Estimation of functional sparsity in nonparametric varying coefficient models.
vendredi 3 février 2017, 9h30 - 10h30
Varying coefficient models are simple (concurrent) functional linear regression models for functional responses with many scalar or functional covariates. We study nonparametric estimation of coefficient functions for varying coefficient models in analysing longitudinal/functional data under a certain type of sparsity consideration. The problem of sparse estimation is well understood in the parametric setting as variable selection. Sparsity is the recurrent theme that could also encapsulate interpretability in the face of high dimensional regression. For nonparametric models, interpretability not only concerns the number of covariates involved but also the functional form of the estimates, and so the sparsity consideration is much more complex. To distinguish the types of sparsity in nonparametric models, we call the former global sparsity and the latter local sparsity, which constitute functional sparsity.

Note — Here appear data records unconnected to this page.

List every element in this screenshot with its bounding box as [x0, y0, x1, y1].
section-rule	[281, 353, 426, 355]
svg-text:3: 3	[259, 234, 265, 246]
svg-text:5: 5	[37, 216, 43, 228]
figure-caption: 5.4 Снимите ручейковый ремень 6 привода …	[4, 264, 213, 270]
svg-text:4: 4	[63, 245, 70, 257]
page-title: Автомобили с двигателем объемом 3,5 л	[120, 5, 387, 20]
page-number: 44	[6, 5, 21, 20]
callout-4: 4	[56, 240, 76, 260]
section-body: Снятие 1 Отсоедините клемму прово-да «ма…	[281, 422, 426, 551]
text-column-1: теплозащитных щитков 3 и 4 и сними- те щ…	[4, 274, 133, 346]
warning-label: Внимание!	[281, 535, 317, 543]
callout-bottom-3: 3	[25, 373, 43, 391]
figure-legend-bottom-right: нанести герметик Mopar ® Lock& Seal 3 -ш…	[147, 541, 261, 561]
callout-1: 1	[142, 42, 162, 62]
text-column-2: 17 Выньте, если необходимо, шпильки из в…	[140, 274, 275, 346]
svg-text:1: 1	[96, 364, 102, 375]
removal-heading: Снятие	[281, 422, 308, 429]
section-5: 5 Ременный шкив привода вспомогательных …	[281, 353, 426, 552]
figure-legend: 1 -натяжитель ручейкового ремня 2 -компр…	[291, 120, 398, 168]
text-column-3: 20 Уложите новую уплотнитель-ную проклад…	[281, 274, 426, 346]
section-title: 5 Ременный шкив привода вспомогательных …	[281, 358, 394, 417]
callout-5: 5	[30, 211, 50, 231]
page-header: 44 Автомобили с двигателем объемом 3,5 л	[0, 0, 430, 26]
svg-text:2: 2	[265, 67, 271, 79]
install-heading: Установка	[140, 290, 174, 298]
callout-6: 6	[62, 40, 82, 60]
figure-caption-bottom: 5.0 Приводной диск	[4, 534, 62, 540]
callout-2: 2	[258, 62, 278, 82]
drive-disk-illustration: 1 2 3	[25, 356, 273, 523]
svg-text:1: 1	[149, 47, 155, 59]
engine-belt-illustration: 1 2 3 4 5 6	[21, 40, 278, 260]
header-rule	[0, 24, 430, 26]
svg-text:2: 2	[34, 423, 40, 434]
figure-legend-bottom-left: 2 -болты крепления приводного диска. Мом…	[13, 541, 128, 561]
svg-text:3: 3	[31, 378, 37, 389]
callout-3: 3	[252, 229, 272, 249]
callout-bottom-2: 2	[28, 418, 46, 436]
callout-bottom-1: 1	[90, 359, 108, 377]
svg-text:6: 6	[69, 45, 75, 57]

Most existing methods focus on directly extending the framework of parametric sparsity for linear models to nonparametric function estimation to address one or the other, but not both. We develop a penalized estimation procedure that simultaneously addresses both types of sparsity in a unified framework. We establish asymptotic properties of estimation consistency and sparsistency of the proposed method. Our method is illustrated in simulation study and real data analysis, and is shown to outperform the existing methods in identifying both local sparsity and global sparsity.